Back in 1982 I was an idealistic 16 year old starting to develop my own political consciousness when Spirit of Place hit our airwaves that November. It is therefore no surprise this album has resonated deeply within me, confirming a growing belief I had that this continent had a deeper story that needed to be told. It was and remains groundbreaking stuff.

There has been much progress in amplifying that story and awareness since then, evident by the strong presence of First Nations artists at this year’s WOMADelaide. With a line up featuring Baker Boy, A.B. Original, Kutcha Edwards, Emma Donovan (with The Putbacks), Zaccahria Fielding (Electric Fields) and Barkaa along with Nancy Bates, Allara and Corey Theatre for the world premiere of Dhungala Baarka, and up and coming duo Marlon x Rulla, First Nations artists are loudly and proudly proclaiming their space, often in language, and not to mention dominating the charts.

Goanna, along with fellow contemporaries Midnight Oil and Paul Kelly (who closed the main stage on Monday night) set the pathway for this flourishing of First Nations voices.

For all that progress, there is still much that needs to be done to remove the white lens from our collective consciousness such as constitutional recognition for our First Nations people and a treaty.
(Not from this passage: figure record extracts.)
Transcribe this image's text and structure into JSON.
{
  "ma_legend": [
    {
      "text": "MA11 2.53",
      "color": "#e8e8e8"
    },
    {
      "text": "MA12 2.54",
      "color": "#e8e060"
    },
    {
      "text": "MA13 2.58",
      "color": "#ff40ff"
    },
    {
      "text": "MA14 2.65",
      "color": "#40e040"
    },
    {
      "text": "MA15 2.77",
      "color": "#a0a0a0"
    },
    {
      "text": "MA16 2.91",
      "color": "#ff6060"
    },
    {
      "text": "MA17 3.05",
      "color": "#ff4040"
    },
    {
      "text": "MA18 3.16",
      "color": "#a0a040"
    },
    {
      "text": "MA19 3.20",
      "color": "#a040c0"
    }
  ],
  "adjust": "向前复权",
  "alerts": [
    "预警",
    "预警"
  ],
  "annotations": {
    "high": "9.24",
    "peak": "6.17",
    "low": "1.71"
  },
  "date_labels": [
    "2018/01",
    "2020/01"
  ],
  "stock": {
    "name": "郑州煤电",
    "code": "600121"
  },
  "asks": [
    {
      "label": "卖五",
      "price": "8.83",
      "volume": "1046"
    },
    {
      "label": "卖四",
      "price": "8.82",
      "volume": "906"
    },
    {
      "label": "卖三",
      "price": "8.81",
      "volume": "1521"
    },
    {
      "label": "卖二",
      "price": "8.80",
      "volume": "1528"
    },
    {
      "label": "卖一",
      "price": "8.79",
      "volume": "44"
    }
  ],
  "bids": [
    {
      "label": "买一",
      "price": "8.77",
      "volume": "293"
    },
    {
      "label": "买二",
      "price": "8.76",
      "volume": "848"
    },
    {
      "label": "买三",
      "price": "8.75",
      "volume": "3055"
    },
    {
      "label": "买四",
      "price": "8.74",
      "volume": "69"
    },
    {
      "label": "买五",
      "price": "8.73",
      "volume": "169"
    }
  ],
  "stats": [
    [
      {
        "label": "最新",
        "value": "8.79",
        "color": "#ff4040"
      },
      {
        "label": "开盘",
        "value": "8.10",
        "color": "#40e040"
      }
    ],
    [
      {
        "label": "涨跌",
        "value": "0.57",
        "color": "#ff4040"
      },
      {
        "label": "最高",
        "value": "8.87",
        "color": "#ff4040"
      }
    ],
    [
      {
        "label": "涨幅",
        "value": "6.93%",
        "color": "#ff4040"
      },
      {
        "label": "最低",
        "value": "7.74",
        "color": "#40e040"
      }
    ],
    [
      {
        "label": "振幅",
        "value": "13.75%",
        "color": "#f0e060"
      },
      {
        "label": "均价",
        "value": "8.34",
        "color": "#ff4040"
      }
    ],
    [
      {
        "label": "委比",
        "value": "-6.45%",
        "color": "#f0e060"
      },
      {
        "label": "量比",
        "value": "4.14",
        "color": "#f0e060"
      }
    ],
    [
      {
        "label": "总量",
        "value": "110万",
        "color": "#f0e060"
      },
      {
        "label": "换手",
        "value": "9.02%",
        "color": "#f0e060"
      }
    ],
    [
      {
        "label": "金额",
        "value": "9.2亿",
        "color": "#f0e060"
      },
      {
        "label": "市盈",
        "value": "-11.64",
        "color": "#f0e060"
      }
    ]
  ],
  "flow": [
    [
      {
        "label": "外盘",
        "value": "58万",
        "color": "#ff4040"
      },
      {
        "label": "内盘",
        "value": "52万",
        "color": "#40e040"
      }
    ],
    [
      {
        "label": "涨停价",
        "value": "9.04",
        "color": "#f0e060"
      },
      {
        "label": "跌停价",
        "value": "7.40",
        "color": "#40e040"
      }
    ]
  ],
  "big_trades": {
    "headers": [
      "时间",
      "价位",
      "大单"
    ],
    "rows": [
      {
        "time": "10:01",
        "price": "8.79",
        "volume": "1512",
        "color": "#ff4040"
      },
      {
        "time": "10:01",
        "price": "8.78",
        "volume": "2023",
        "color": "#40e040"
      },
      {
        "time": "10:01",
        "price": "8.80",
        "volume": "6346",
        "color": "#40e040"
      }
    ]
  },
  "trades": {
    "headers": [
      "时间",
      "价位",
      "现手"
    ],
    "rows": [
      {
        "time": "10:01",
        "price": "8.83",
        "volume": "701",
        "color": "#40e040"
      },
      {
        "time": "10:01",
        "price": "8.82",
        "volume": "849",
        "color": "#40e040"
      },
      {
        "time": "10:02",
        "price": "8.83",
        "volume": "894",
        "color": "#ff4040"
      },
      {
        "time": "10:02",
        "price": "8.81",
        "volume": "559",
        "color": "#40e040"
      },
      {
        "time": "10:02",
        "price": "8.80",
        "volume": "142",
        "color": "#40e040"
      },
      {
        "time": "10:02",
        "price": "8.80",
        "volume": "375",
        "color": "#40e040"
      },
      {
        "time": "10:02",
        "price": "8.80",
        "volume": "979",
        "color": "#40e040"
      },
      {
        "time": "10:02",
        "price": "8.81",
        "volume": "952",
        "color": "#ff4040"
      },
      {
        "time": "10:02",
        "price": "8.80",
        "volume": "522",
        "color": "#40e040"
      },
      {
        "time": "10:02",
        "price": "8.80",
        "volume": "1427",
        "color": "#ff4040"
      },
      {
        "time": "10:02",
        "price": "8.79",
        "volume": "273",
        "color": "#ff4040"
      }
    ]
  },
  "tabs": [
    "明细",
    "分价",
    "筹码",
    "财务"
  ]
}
So while 40 years may have passed the messages of Spirit of Place still resonate.

You’re standin’ on solid rock
Standin’ on sacred ground
Livin’ on borrowed time
And the window of change
Are blowin’ down the line
Right done the line.

Solid Rock, Goanna

The path towards reconciliation over the past four decades was very much part of Saturday night’s musical celebration with Gumbaynggirr artist Emma Donovan joining the band, straight from her own powerful set on Stage 2, for a mighty and soulful version of Stand Yr’ Ground.

Not only did Spirit of Place dare to question the colonial-settler history of the early 80’s but also recognised the growing environmental movement that was starting to take hold. The headlines at the time dominated by the protests over a proposal to dam Tasmania’s Franklin river, a campaign that led to one of the first significant wins for the environment movement in Australia and the emergence of a new political party – The Greens – led by Dr Bob Brown. Little did I know back then that 17 years later I too would become involved in the Tasmanian forestry wars.

It was therefore fitting that local singer-songwriter and Redgum frontman – John Schumann – another musical political conscious raising voice of the same era, came up on stage to share the vocal duties on the environmental anthem Let the Franklin Flow.

Spirit of Place is one of those rare albums where all the tracks are fine works in their own right, there are no fillers here, something we were all reminded about on Sunday night.

Yet, it is powerhouse anthem – Solid Rock – that remains the album’s seminal track (as it did back in 1982 ). Donovan and Schuman once again rejoining the stage along with Yidaki didgeridoo virtuoso William Barton for an incredible finale of this searing song.

This was one powerful and epic performance with a deeply emotional message of hope.